Nicolás, sabiendo que su pascua estaba cerca, comenzó a
prepararse para el paso de esta vida al cielo. Y cerca ya de la muerte quiso
abrazar la Cruz santa del Señor para que, sostenido por tan firmísimo puente,
pudiera alcanzar al verdadero fruto de la vida, Jesucristo, nuestro Señor.
Entonces oró así: «Salve, bellísima Cruz, salve esperanza única, que fuiste
digna de llevar el precio del mundo; salve, sobre ti reposó el Salvador y en ti
sudó la sangre por el tormento de su pasión; en ti ofreció su misericordia al
ladrón que lo imploraba y reconociendo a su madre la entregó al discípulo
virginal. Salve, en ti el Salvador invocó al Padre por aquellos que lo
crucificaban.
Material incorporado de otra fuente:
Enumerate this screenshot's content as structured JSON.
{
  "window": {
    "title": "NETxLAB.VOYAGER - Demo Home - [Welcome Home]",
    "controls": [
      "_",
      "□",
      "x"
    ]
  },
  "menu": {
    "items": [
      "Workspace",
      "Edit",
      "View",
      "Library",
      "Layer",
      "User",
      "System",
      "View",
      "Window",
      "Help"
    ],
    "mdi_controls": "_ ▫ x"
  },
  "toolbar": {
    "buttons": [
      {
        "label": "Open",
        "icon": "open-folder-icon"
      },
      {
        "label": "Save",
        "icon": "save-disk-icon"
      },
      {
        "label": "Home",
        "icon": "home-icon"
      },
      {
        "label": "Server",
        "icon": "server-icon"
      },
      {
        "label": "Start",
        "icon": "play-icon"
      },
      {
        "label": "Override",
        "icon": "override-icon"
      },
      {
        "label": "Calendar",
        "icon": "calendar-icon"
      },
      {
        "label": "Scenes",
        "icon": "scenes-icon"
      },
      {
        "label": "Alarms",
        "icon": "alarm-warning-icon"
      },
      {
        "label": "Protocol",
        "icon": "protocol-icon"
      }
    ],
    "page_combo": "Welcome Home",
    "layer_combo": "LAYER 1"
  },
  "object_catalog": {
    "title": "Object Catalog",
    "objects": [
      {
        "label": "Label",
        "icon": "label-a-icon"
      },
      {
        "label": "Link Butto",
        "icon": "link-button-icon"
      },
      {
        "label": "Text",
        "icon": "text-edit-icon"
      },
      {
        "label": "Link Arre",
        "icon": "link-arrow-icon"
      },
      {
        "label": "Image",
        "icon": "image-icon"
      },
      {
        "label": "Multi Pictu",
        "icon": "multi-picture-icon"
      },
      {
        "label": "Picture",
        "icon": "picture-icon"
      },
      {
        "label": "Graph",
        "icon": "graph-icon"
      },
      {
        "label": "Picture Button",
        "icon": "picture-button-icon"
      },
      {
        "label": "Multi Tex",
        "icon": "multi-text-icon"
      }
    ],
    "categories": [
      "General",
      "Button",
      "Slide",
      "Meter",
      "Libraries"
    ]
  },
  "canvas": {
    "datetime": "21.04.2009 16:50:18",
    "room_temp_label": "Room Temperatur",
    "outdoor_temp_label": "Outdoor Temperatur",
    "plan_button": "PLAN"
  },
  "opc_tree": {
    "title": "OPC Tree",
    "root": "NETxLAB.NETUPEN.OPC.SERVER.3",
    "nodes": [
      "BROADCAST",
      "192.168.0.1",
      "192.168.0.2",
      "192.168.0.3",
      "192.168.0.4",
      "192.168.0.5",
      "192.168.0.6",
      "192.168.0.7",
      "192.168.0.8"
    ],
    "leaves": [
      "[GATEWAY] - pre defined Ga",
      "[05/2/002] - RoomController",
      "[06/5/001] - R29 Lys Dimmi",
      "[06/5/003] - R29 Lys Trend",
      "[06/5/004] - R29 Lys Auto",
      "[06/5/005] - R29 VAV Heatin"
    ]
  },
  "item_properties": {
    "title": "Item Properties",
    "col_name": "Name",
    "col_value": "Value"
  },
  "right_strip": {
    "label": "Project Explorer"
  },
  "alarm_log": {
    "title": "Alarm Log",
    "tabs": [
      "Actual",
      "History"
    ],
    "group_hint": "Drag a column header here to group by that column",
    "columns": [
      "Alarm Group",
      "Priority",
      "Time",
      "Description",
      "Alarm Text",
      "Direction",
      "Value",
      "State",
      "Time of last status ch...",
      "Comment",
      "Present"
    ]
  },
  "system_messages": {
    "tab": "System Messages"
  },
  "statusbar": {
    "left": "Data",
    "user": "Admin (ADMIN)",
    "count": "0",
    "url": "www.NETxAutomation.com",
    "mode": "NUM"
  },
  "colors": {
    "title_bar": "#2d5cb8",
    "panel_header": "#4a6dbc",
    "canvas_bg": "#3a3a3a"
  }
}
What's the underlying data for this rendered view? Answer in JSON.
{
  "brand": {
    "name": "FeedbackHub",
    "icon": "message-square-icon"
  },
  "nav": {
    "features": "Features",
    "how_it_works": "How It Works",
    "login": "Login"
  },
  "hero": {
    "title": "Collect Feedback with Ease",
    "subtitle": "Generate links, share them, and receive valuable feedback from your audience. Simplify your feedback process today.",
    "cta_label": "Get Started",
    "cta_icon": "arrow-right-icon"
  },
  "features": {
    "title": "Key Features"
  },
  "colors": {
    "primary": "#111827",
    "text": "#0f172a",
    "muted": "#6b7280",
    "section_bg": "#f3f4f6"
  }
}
Él, por medio de ti, me defienda del maligno enemigo en esta
hora».
Quienes se admiraban de ver su gozo y serenidad ante la
muerte le preguntaron: «Padre, ¿de dónde te viene tanto gozo?» Y el santo les
respondió: «Es Dios, mi Señor Jesucristo, que unido a su Madre Santísima y a
Nuestro Padre Agustín me dice: "Levántate, siervo bueno y fiel; entra en
el gozo de tu Señor"». Así murió, confiando su espíritu en las manos del Padre.
Dicen que el Señor Dios, que revela el maravilloso
esplendor de las cosas santas ocultas en las tinieblas, quiso en su infinita
misericordia que su santo Nicolás ya en vida fuera precedido por el resplandor
de una estrella que indicaba a los hombres la gloria de su santidad. Esta misma
estrella se posó en su tumba para abrir en ella una fuente abundante de gracias.
Así pues, Nicolás, gema preciosa de los santos, que el
cielo iluminas como un astro, aleja de nuestras mentes las densas tinieblas y
con tu luz esclarecedora disuelve el hielo de nuestros corazones.